Hello All, Please see solutions.
library(tidyverse)
#Task 1
In this task, we have two datasets, “People” and “Companies”. We want to combine these datasets based on the matching values in the columns “First_Name” and “Last_Name”. The left join operation left_join() is used to merge the datasets. The result will include all rows from the “People” dataset, and for each matching row, it will add the corresponding columns from the “Companies” dataset. If there is no match, the columns from the “Companies” dataset will have missing values.
People %>%
left_join(Companies,by = c(“First_Name”,“Last_Name”))
#Task 2
In Task 2, we have the same datasets, “People” and “Companies”. However, this time we are performing an inner join using the inner_join() function. An inner join returns only the rows where there is a match in both datasets based on the specified columns, in this case, “First_Name” and “Last_Name”. The result will include only the rows where there is a match, and it will combine the columns from both datasets.
People %>%
inner_join(Companies,by = c(“First_Name”,“Last_Name”))
#Task 3
For Task 3, we are again working with the “People” and “Companies” datasets. The semi join operation semi_join() is used. A semi join returns only the rows from the first dataset (in this case, “People”) that have a match in the second dataset (“Companies”). It keeps all columns from the first dataset and discards the columns from the second dataset. The matching is based on the specified columns, “First_Name” and “Last_Name”.
People %>% semi_join(Companies,by = c(“First_Name”,“Last_Name”))
#Task 4
In Task 4, we are performing an anti join operation using the anti_join() function. The anti join returns only the rows from the first dataset (“People”) that do not have a match in the second dataset (“Companies”). It keeps all columns from the first dataset and discards the columns from the second dataset. The matching is based on the specified columns, “First_Name” and “Last_Name”.

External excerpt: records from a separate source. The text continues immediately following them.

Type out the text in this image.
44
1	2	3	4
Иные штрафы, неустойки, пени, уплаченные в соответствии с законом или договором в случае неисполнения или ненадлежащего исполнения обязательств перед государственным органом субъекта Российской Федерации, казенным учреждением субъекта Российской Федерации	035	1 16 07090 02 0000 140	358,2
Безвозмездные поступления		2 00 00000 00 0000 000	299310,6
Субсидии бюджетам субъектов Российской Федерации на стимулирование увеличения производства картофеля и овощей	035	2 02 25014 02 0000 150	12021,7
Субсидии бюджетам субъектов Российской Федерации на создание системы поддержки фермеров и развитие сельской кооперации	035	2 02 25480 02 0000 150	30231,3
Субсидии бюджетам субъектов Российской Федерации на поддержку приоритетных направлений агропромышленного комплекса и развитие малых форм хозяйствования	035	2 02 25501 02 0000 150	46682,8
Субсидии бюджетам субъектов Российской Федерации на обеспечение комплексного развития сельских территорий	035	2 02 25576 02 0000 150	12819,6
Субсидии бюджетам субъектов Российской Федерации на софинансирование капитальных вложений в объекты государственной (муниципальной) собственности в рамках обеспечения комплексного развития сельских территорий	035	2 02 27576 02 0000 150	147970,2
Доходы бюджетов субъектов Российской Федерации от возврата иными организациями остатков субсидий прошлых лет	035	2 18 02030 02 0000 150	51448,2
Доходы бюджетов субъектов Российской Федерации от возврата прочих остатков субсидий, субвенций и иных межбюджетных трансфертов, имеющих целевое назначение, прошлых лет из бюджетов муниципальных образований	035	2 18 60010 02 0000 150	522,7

People %>% anti_join(Companies,by = c(“First_Name”,“Last_Name”))
#Task 5
In Task 5, we have two datasets, “Kids” and “Parents”. We want to merge these datasets based on a multiple match scenario. The left join operation left_join() is used, but with an additional argument multiple = “last”. This argument specifies that in case of multiple matches, only the last match should be included. The matching is done between the column “Kids” in the “Kids” dataset and the column “Children” in the “Parents” dataset. The result will include all rows from the “Kids” dataset, and for each matching row, it will add the corresponding columns from the “Parents” dataset, considering the last match when there are multiple matches.
Kids %>%
left_join(Parents, by = c(“Kids” = “Children”),multiple = “last”)